The other comments that Clarke made contained a quoted reference to the UK being in the middle of a ‘national emergency’.

The reported item did not include a description of what Clarke was meaning by a ‘national emergency’.

In the absence of that information, it is necessary to refer to some other times and some other invocations of ‘national emergency’ by some other sets of politicians.

They mainly use the phrase or the two words or the equivalent/s thereof when they want to withhold giving evidence supporting their particular stance

On Thursday, the hugely-promoted American rightwing propagandist who has dominated a permanent slot on the BBC for the best part of the last 40 years, Janet Daly, was allowed to ‘let slip’ words suggesting that ‘democracy’ might or might not be suspended in Britain.

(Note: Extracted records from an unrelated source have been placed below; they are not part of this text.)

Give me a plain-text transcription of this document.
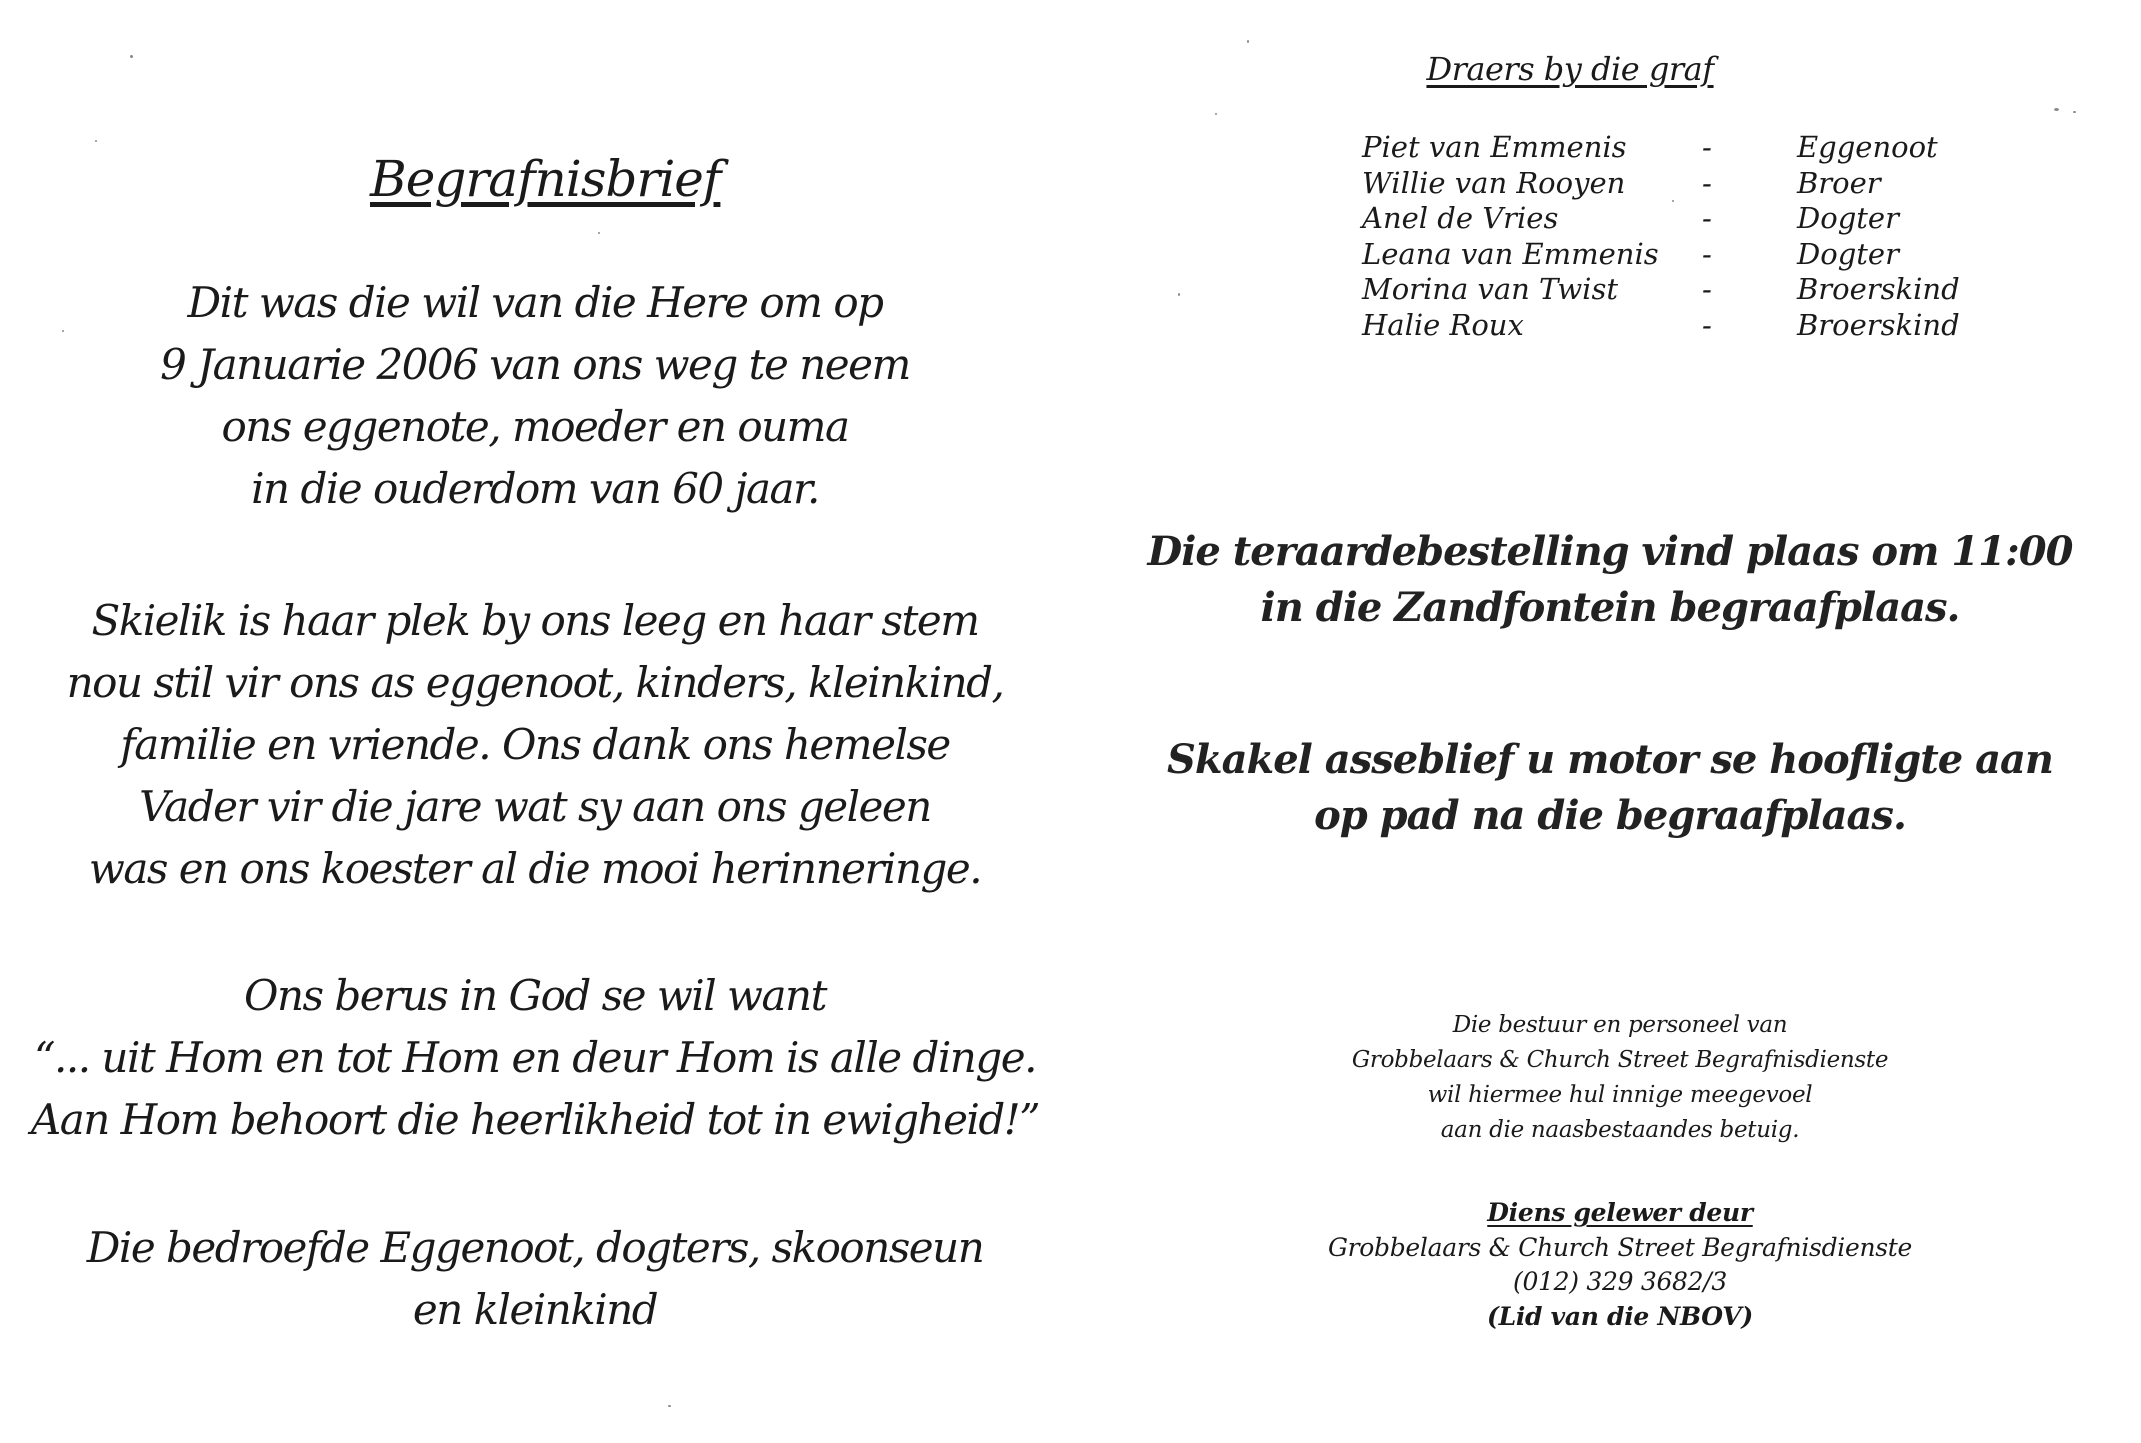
Begrafnisbrief
Dit was die wil van die Here om op
9 Januarie 2006 van ons weg te neem
ons eggenote, moeder en ouma
in die ouderdom van 60 jaar.
Skielik is haar plek by ons leeg en haar stem
nou stil vir ons as eggenoot, kinders, kleinkind,
familie en vriende. Ons dank ons hemelse
Vader vir die jare wat sy aan ons geleen
was en ons koester al die mooi herinneringe.
Ons berus in God se wil want
“... uit Hom en tot Hom en deur Hom is alle dinge.
Aan Hom behoort die heerlikheid tot in ewigheid!”
Die bedroefde Eggenoot, dogters, skoonseun
en kleinkind
Draers by die graf
Piet van Emmenis	-	Eggenoot
Willie van Rooyen	-	Broer
Anel de Vries	-	Dogter
Leana van Emmenis -	Dogter
Morina van Twist	-	Broerskind
Halie Roux	-	Broerskind
Die teraardebestelling vind plaas om 11:00
in die Zandfontein begraafplaas.
Skakel asseblief u motor se hoofligte aan
op pad na die begraafplaas.
Die bestuur en personeel van
Grobbelaars & Church Street Begrafnisdienste
wil hiermee hul innige meegevoel
aan die naasbestaandes betuig.
Diens gelewer deur
Grobbelaars & Church Street Begrafnisdienste
(012) 329 3682/3
(Lid van die NBOV)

It was noticed that she was not challenged on that.

Given that the Janet Daly statement took place in the ‘Question Time’ programme on BBC TV – which edition was ‘commented on’ in the hour that followed and segments of that edition were broadcast again on the BBC News Channel; the fact that Janet Daly was not challenged is significant

And there has been no noticeable comment on the utterance in any print media since. The day of the broadcast

What these comments mean is that there is a two-faced strategy llowed to control people.

One is the excuse of a ‘national emergency’ which does not exist in truth but which is being hyped up.

The other is that the ‘national emergency’ can only be dealt with by suspending democracy. I define it as ‘democracy’. More on this aspect in a later part.

Now in inner city East End of London, these two component elements have been present for quite some time.

And the behaviour of the ‘local’ ‘democratically elected’ Tower Hamlets
Council as observed in the past six months shows that to be the case.